Reports describing the effects of DGF on patient survival are conflicting. Meta-analysis by Yarlagadda et al. revealed no significant association between DGF and mortality4. In contrast, other recent studies revealed that DGF is associated with an increased risk for death with functioning graft in both deceased and living donor kidney transplant recipients28,29. In addition, DGF is an independent risk factor for cardiovascular disease after kidney transplantation30. In the present study, DGF was associated with a greater risk of patient death regardless of DGF recovery status, and cardiovascular disease related deaths occurred only in the DGF group.

IRI cause cell damage through several pathways including cell death, microvascular dysfunction, and activation of immune system31. In particular, IRI leading to DGF increase the expression of human leukocyte antigen (HLA) molecules on endothelial cell surfaces, thus increasing the immunogenicity of the allograft24. Some past reports show no significant effect of DGF on development of AR32; however, recent studies indicate that DGF is an important risk factor for AR, even in the modern era33. In this study, AR occurred more frequently in patients with incompletely recovered DGF, which is consistent with previous studies showing an association between prolonged DGF and AR10,12.

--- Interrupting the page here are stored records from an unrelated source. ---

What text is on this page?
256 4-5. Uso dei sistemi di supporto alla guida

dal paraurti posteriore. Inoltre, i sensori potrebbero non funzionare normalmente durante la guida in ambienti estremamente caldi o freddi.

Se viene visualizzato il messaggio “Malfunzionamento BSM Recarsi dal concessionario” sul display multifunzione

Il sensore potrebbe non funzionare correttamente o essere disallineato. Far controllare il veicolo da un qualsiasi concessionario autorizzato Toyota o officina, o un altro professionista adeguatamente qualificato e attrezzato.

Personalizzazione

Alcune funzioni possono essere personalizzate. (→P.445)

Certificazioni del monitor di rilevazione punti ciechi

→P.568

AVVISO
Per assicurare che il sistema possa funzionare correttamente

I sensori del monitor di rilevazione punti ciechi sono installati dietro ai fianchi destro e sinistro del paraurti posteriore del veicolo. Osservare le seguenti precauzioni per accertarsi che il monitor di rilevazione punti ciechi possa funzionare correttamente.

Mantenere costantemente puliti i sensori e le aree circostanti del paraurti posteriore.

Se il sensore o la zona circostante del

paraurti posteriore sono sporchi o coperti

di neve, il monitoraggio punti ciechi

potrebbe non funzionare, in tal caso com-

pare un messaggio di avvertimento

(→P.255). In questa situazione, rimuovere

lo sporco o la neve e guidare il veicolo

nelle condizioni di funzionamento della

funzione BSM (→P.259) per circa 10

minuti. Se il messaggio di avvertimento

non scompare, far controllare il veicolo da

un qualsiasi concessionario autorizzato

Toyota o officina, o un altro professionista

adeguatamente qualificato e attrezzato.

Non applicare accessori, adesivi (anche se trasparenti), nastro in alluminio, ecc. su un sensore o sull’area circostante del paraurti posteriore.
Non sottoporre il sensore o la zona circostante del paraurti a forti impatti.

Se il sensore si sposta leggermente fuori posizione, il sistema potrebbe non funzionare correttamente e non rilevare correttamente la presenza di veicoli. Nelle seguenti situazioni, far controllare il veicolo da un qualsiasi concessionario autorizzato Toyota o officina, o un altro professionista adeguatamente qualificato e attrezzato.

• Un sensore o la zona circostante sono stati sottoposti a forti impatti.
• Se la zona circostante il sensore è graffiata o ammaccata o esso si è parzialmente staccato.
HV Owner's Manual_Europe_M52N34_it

Prior studies revealed that well-established risk factors for developing DGF, such as donor age, CIT, re-transplantation, and HLA mismatches are associated with prolonged DGF10,12. In this study, we found that donor final creatinine, old donor, and CIT were associated with incompletely recovered DGF. However, the severity of IRI is dependent on a complex interplay of pre-transplant injury and subsequent immune responses after reperfusion34. Furthermore, clinical factors including medical environment, organ donation rate, and allocation system, differ between countries. Hence, it is difficult to generalize and quantify the interaction of clinical factors with the DGF recovery status.

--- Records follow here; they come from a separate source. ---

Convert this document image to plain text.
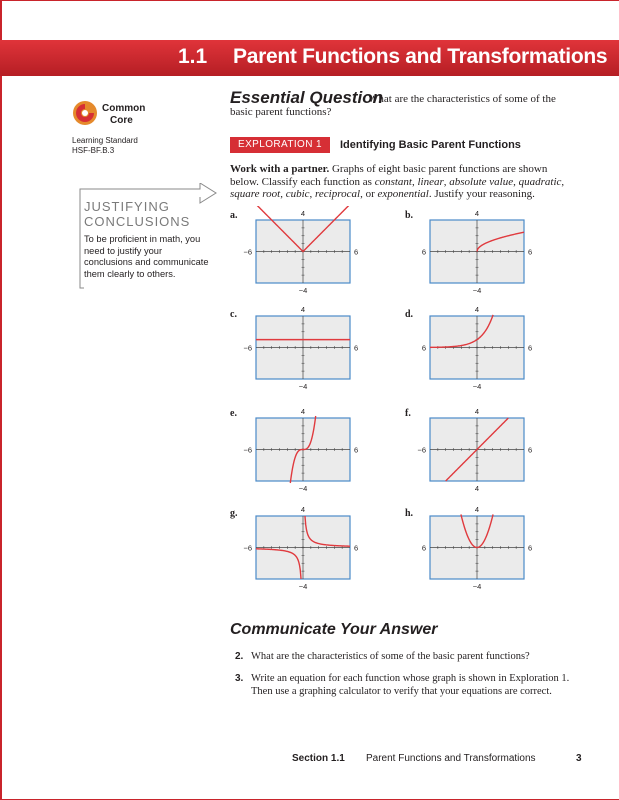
1.1 Parent Functions and Transformations
Common
Core
Learning Standard
HSF-BF.B.3
Essential Question
What are the characteristics of some of the basic parent functions?
EXPLORATION 1	Identifying Basic Parent Functions
Work with a partner. Graphs of eight basic parent functions are shown below. Classify each function as constant, linear, absolute value, quadratic, square root, cubic, reciprocal, or exponential. Justify your reasoning.
JUSTIFYING
CONCLUSIONS
To be proficient in math, you need to justify your conclusions and communicate them clearly to others.
a.	4
−4
−6	6
b.	4
−4
6	6
c.	4
−4
−6	6
d.	4
−4
6	6
e.	4
−4
−6	6
f.	4
4
−6	6
g.	4
−4
−6	6
h.	4
−4
6	6
Communicate Your Answer
2. What are the characteristics of some of the basic parent functions?
3. Write an equation for each function whose graph is shown in Exploration 1. Then use a graphing calculator to verify that your equations are correct.
Section 1.1 Parent Functions and Transformations	3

Cut-off value for DGF recovery is inherently arbitrary. Although this study could not identify the optimal cut-off eGFR value for recovery, our data suggest that DGF recovery status based on GFR at 1 month post-transplantation can predict the long-term outcome. Furthermore, this stratification will have an immediate clinical applicability, since it is identical to the widely used cut-off for chronic kidney disease stage. Although there is no effective treatment for DGF, correct stratification of DGF recovery status in the early postoperative period may contribute to improve post-transplant management. Clinical practices including immunosuppressive regimen, threshold for biopsy, and cardiovascular work-up might be tailored to individual patients based on their DGF recovery status.

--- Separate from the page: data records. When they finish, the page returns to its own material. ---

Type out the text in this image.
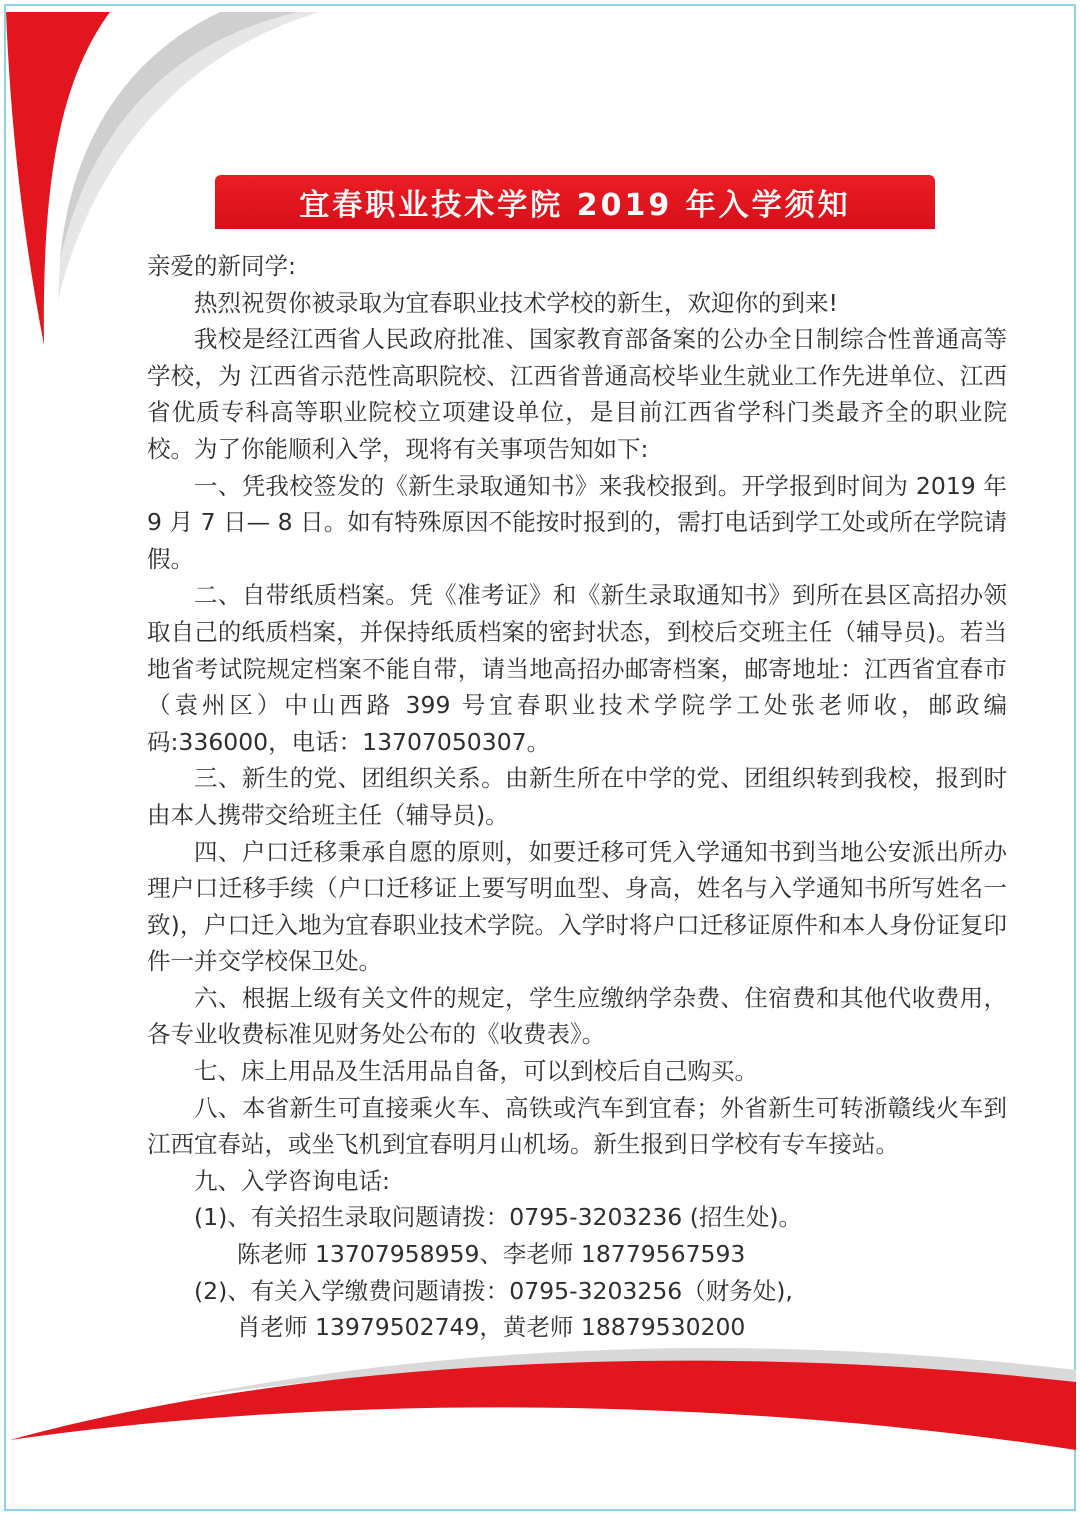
宜春职业技术学院 2019 年入学须知

亲爱的新同学:

热烈祝贺你被录取为宜春职业技术学校的新生，欢迎你的到来!

我校是经江西省人民政府批准、国家教育部备案的公办全日制综合性普通高等学校，为 江西省示范性高职院校、江西省普通高校毕业生就业工作先进单位、江西省优质专科高等职业院校立项建设单位，是目前江西省学科门类最齐全的职业院校。为了你能顺利入学，现将有关事项告知如下:

一、凭我校签发的《新生录取通知书》来我校报到。开学报到时间为 2019 年 9 月 7 日— 8 日。如有特殊原因不能按时报到的，需打电话到学工处或所在学院请假。

二、自带纸质档案。凭《准考证》和《新生录取通知书》到所在县区高招办领取自己的纸质档案，并保持纸质档案的密封状态，到校后交班主任（辅导员)。若当地省考试院规定档案不能自带，请当地高招办邮寄档案，邮寄地址：江西省宜春市（袁州区）中山西路 399 号宜春职业技术学院学工处张老师收，邮政编码:336000，电话：13707050307。

三、新生的党、团组织关系。由新生所在中学的党、团组织转到我校，报到时由本人携带交给班主任（辅导员)。

四、户口迁移秉承自愿的原则，如要迁移可凭入学通知书到当地公安派出所办理户口迁移手续（户口迁移证上要写明血型、身高，姓名与入学通知书所写姓名一致)，户口迁入地为宜春职业技术学院。入学时将户口迁移证原件和本人身份证复印件一并交学校保卫处。

六、根据上级有关文件的规定，学生应缴纳学杂费、住宿费和其他代收费用，各专业收费标准见财务处公布的《收费表》。

七、床上用品及生活用品自备，可以到校后自己购买。

八、本省新生可直接乘火车、高铁或汽车到宜春；外省新生可转浙赣线火车到江西宜春站，或坐飞机到宜春明月山机场。新生报到日学校有专车接站。

九、入学咨询电话:

(1)、有关招生录取问题请拨：0795-3203236 (招生处)。

陈老师 13707958959、李老师 18779567593

(2)、有关入学缴费问题请拨：0795-3203256（财务处),

肖老师 13979502749，黄老师 18879530200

There are several limitations in this study. First, it was performed retrospectively at a single institution. Second, we did not measure GFR by inulin clearance but rather used estimated GFR by using MDRD equation. However, GFR measurement by inulin clearance is unsuitable for daily clinical practice.

DGF is a clinical entity caused by complex factors with varying severities. Our results suggest that assessment of renal function based on GFR at 1-month after transplantation can provide useful prognostic information about long-term outcome. Patients with incompletely recovered DGF present inferior renal function and death-censored graft survival at 5-years, compared to patients without DGF and patients with recovered DGF. DGF is associated with a greater risk of patient death, regardless of DGF recovery status.